The central banks are acting very differently at the present time. The spectrum ranges from an extraordinarily expansionary monetary policy, to a withdrawal from special monetary policy measures, to an even almost “neutral” monetary policy. In December, the Fed raised its benchmark interest rate for a fourth time in 2018. It raised the interest rate by a quarter of a point to the new target corridor of 2.25 to 2.5 per cent as a reaction to the good economic situation in the USA. The Fed has signalled a more gradual rise in rates for 2019. Nevertheless, a further interest rate hike will probably be made in 2020. The US central bank also indicated a long-term interest rate of 2.8 per cent.
In comparison, the monetary policy of the ECB continues to be very expansionary. Key interest rates should remain at their present record low level until probably beyond the summer of 2019. In December 2018, however, the ECB decided to stop its bond purchasing programme at the end of 2018. It wants to gradually withdraw the programme, but continue to invest the accruing interest income from the programme in bonds. The end of the bond purchasing programme can be regarded as a first step on the long road towards normalising monetary policy.

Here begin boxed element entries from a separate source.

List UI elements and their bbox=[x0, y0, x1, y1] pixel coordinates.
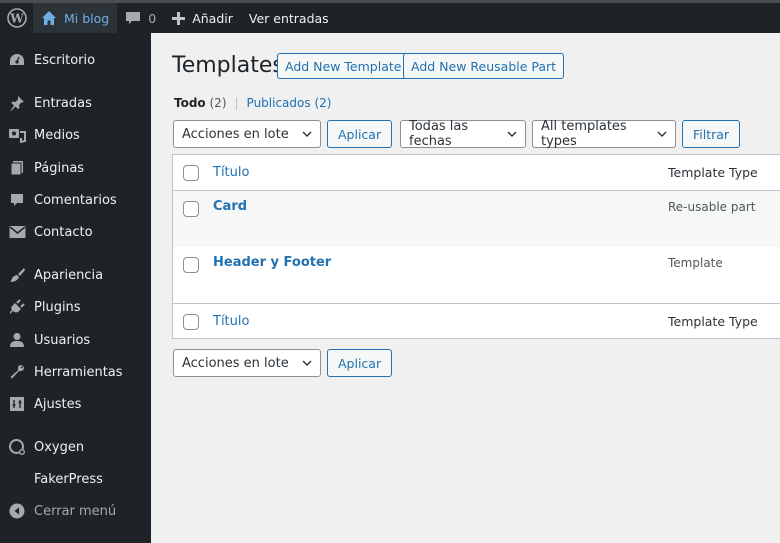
collapse-menu-button[interactable]: Cerrar menú bbox=[0, 496, 151, 526]
home-icon bbox=[41, 10, 57, 26]
chevron-down-icon bbox=[507, 129, 517, 139]
main-content: Templates Add New Template Add New Reusa… bbox=[151, 33, 780, 543]
sidebar-item-herramientas[interactable]: Herramientas bbox=[0, 357, 151, 387]
dashboard-icon bbox=[0, 52, 34, 68]
templates-table: Título Template Type Card Re-usable part… bbox=[172, 154, 780, 339]
sidebar-item-fakerpress[interactable]: FakerPress bbox=[0, 464, 151, 494]
mail-icon bbox=[0, 225, 34, 239]
sidebar-item-oxygen[interactable]: Oxygen bbox=[0, 432, 151, 462]
apply-button-bottom[interactable]: Aplicar bbox=[327, 349, 393, 377]
admin-sidebar: Escritorio Entradas Medios Páginas Comen… bbox=[0, 33, 151, 543]
table-header: Título Template Type bbox=[173, 155, 780, 191]
sidebar-item-entradas[interactable]: Entradas bbox=[0, 88, 151, 118]
sidebar-item-usuarios[interactable]: Usuarios bbox=[0, 325, 151, 355]
admin-bar: W Mi blog 0 Añadir Ver entradas bbox=[0, 3, 780, 33]
view-all[interactable]: Todo (2) bbox=[174, 96, 227, 110]
column-title-header[interactable]: Título bbox=[213, 165, 249, 180]
row-checkbox[interactable] bbox=[183, 257, 199, 273]
new-label: Añadir bbox=[192, 10, 233, 26]
filter-button[interactable]: Filtrar bbox=[682, 120, 741, 148]
select-all-checkbox[interactable] bbox=[183, 165, 199, 181]
view-filters: Todo (2) | Publicados (2) bbox=[174, 96, 331, 110]
plugin-icon bbox=[0, 299, 34, 315]
collapse-icon bbox=[0, 503, 34, 519]
site-name-link[interactable]: Mi blog bbox=[33, 3, 118, 33]
row-template-type: Re-usable part bbox=[668, 200, 756, 214]
dates-filter-select[interactable]: Todas las fechas bbox=[400, 119, 526, 149]
template-types-select[interactable]: All templates types bbox=[532, 119, 676, 149]
table-row: Header y Footer Template bbox=[173, 247, 780, 303]
settings-icon bbox=[0, 396, 34, 412]
sidebar-item-comentarios[interactable]: Comentarios bbox=[0, 185, 151, 215]
sidebar-item-escritorio[interactable]: Escritorio bbox=[0, 45, 151, 75]
page-title: Templates bbox=[172, 53, 284, 78]
view-separator: | bbox=[234, 96, 239, 110]
comment-bubble-icon bbox=[125, 10, 141, 26]
column-type-header: Template Type bbox=[668, 165, 758, 180]
plus-icon bbox=[172, 11, 186, 25]
view-posts-label: Ver entradas bbox=[248, 10, 329, 26]
add-new-reusable-part-button[interactable]: Add New Reusable Part bbox=[403, 53, 565, 79]
oxygen-icon bbox=[0, 438, 34, 456]
chevron-down-icon bbox=[657, 129, 667, 139]
chevron-down-icon bbox=[302, 129, 312, 139]
bulk-actions-select-top[interactable]: Acciones en lote bbox=[173, 120, 321, 148]
comment-icon bbox=[0, 192, 34, 208]
chevron-down-icon bbox=[302, 358, 312, 368]
comments-count: 0 bbox=[148, 10, 157, 26]
sidebar-item-apariencia[interactable]: Apariencia bbox=[0, 260, 151, 290]
row-checkbox[interactable] bbox=[183, 201, 199, 217]
pin-icon bbox=[0, 95, 34, 111]
row-template-type: Template bbox=[668, 256, 723, 270]
comments-link[interactable]: 0 bbox=[117, 3, 164, 33]
brush-icon bbox=[0, 267, 34, 283]
column-title-footer[interactable]: Título bbox=[213, 314, 249, 329]
new-content-menu[interactable]: Añadir bbox=[164, 3, 241, 33]
sidebar-item-contacto[interactable]: Contacto bbox=[0, 217, 151, 247]
view-posts-link[interactable]: Ver entradas bbox=[241, 3, 337, 33]
user-icon bbox=[0, 332, 34, 348]
svg-text:W: W bbox=[9, 12, 24, 26]
bulk-actions-select-bottom[interactable]: Acciones en lote bbox=[173, 349, 321, 377]
view-published[interactable]: Publicados (2) bbox=[247, 96, 332, 110]
select-all-checkbox-footer[interactable] bbox=[183, 314, 199, 330]
media-icon bbox=[0, 127, 34, 143]
wordpress-logo-icon: W bbox=[6, 8, 27, 28]
site-name: Mi blog bbox=[64, 10, 110, 26]
row-title-link[interactable]: Card bbox=[213, 199, 247, 214]
pages-icon bbox=[0, 160, 34, 176]
wordpress-menu[interactable]: W bbox=[0, 3, 33, 33]
add-new-template-button[interactable]: Add New Template bbox=[277, 53, 410, 79]
column-type-footer: Template Type bbox=[668, 314, 758, 329]
sidebar-item-ajustes[interactable]: Ajustes bbox=[0, 389, 151, 419]
row-title-link[interactable]: Header y Footer bbox=[213, 255, 331, 270]
wrench-icon bbox=[0, 364, 34, 380]
apply-button-top[interactable]: Aplicar bbox=[327, 120, 393, 148]
sidebar-item-paginas[interactable]: Páginas bbox=[0, 153, 151, 183]
table-row: Card Re-usable part bbox=[173, 191, 780, 247]
sidebar-item-medios[interactable]: Medios bbox=[0, 120, 151, 150]
table-footer: Título Template Type bbox=[173, 303, 780, 338]
sidebar-item-plugins[interactable]: Plugins bbox=[0, 292, 151, 322]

The Swiss National Bank (SNB) still left its interest rates unchanged. The markets are assuming that it will only initiate an interest rate turnaround after the ECB has taken the first step. With a negative interest of 0.75 per cent and its readiness, if necessary, to intervene in the foreign exchange market, the SNB’s policy remains extremely expansionary. An end to negative interest rates is not expected before 2020.